I Taught My Local AI to Read Everything I’ve Ever Written
Summary
An individual developed a local AI system using Ollama to ingest and learn from their entire body of published work, comprising over 60 articles on Medium. The system, designed for privacy and local operation, avoids cloud services by running entirely on a personal Ubuntu machine. Its architecture is deliberately simple, consisting of a Python script (approximately 50 lines) that pulls new articles from Medium's RSS feed daily at 3 a.m. and feeds them to Ollama. Initial challenges included a model name mismatch and inefficient processing due to re-ingesting all articles each run; these were resolved by correcting the model name and implementing a memory function to only process new content. The author notes that while the pipeline functions on an older PC with 8GB RAM and a Core i3, performance is a significant bottleneck, making real-time interaction impractical and highlighting the need for more powerful local hardware for effective LLM operation.
Key takeaway
For AI Engineers considering local LLM deployments for personal data, prioritize hardware specifications early in your planning. While basic code can establish a functional pipeline, an underpowered machine (e.g., 8GB RAM, Core i3) will severely limit practical usability and response times.

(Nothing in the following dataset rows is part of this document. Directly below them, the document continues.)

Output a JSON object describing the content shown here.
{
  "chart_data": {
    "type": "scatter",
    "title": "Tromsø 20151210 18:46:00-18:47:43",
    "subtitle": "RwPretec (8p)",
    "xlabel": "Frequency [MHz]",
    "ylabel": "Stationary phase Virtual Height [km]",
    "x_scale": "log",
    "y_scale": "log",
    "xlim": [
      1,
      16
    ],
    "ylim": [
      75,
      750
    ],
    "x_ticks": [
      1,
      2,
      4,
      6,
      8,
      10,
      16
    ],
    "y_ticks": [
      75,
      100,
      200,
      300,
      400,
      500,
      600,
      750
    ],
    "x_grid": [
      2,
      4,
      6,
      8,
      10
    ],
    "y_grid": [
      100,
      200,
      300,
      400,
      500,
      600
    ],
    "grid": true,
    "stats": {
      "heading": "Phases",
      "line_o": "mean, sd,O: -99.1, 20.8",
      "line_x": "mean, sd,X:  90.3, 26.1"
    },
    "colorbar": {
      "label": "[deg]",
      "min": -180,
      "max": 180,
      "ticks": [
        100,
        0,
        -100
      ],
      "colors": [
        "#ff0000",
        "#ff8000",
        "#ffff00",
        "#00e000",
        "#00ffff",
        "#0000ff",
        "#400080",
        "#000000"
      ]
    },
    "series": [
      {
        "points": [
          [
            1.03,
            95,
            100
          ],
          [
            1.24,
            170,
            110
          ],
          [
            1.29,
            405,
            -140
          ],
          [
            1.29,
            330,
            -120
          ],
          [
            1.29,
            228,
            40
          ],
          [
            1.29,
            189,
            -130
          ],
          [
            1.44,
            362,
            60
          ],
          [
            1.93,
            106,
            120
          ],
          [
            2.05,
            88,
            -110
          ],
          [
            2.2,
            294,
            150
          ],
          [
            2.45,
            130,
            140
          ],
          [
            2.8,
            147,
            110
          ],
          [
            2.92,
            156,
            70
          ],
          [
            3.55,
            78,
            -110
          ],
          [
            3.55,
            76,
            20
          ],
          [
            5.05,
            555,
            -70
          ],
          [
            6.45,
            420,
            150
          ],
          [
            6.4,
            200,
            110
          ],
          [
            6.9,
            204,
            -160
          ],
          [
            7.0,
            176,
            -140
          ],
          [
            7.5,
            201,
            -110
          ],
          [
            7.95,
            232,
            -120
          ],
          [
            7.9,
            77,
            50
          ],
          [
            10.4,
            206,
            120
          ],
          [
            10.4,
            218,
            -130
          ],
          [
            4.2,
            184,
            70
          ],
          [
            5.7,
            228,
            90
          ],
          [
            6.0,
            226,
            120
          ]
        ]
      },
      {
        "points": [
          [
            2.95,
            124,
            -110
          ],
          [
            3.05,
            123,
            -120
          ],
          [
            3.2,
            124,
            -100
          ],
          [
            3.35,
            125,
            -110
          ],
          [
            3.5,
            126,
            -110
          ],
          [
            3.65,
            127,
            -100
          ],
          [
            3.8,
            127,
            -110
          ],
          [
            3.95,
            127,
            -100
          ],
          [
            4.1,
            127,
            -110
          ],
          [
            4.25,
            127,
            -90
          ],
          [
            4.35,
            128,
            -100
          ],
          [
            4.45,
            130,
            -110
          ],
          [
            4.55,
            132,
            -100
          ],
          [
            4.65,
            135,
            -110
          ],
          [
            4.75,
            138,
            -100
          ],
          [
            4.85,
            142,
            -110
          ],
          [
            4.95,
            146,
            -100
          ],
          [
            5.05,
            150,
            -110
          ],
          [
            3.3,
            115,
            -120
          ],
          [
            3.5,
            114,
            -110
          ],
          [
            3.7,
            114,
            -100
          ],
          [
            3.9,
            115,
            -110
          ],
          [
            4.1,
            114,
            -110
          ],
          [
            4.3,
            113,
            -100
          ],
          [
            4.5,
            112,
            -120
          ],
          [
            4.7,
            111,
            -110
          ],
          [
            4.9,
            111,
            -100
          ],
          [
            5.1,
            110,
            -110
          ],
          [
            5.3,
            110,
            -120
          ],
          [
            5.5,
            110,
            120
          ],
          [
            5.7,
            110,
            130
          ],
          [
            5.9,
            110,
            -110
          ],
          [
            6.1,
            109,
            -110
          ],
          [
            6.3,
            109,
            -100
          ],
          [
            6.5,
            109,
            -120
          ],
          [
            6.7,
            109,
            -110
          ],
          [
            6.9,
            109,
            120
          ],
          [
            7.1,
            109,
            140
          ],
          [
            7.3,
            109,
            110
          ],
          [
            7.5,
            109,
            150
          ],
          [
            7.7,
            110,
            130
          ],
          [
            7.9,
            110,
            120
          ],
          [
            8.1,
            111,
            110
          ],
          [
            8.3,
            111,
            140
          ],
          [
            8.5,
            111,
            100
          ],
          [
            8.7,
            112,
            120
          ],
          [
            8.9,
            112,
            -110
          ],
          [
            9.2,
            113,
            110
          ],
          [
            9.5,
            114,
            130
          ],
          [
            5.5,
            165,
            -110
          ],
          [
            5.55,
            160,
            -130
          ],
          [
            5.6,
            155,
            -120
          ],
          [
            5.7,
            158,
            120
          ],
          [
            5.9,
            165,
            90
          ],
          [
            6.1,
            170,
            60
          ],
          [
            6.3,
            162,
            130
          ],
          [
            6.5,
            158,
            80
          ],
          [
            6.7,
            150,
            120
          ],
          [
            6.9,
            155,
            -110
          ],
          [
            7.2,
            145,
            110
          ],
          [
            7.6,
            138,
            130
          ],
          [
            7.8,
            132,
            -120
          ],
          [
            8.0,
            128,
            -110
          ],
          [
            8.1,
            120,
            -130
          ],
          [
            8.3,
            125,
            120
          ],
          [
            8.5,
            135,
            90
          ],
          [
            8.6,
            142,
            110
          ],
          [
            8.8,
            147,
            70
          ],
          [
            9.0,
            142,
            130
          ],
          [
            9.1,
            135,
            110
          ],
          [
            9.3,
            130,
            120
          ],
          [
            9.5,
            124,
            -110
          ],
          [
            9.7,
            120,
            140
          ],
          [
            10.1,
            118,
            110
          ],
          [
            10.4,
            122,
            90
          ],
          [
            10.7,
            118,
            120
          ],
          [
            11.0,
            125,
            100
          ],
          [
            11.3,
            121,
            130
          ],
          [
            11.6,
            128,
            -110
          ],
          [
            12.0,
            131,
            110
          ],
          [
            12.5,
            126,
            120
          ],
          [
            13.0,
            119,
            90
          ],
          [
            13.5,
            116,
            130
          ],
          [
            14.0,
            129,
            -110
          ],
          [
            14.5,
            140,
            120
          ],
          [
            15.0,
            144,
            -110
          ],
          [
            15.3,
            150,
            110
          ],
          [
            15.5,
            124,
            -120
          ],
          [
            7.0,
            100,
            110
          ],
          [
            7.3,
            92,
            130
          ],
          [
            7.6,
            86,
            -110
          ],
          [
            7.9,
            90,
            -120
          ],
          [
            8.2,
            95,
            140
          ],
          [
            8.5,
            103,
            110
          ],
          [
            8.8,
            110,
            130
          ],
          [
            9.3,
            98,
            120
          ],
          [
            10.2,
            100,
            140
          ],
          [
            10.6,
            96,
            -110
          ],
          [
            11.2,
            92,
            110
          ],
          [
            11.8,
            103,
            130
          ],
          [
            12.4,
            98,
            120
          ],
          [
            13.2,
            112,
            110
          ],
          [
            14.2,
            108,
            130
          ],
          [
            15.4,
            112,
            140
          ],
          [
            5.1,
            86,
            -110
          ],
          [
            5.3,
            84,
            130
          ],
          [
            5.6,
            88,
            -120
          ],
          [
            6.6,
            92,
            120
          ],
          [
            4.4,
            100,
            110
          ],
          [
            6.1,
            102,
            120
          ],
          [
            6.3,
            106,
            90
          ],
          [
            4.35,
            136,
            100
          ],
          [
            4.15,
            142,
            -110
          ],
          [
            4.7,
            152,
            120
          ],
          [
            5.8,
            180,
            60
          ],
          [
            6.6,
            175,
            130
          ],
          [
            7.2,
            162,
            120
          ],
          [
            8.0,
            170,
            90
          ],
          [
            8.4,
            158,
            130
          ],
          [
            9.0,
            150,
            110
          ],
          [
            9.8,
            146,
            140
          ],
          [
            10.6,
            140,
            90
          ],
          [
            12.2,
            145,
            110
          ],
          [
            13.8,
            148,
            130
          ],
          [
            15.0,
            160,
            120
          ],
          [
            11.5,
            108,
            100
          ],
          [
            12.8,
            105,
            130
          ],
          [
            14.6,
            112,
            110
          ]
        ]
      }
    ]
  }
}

Invest in robust local compute resources to ensure your local AI can effectively process and interact with accumulated context.
Key insights
Local AI can privately learn from personal data using simple, self-hosted automation.
Principles
- Prioritize privacy with local AI.
- Start with minimal viable architecture.
- Optimize by remembering past actions.
Method
Set up a daily cron job to run a Python script that fetches new RSS feed entries and incrementally updates a local Ollama instance with the new content, avoiding re-ingestion of previously processed data.
In practice
- Use Ollama for local LLM hosting.
- Implement RSS feeds for content ingestion.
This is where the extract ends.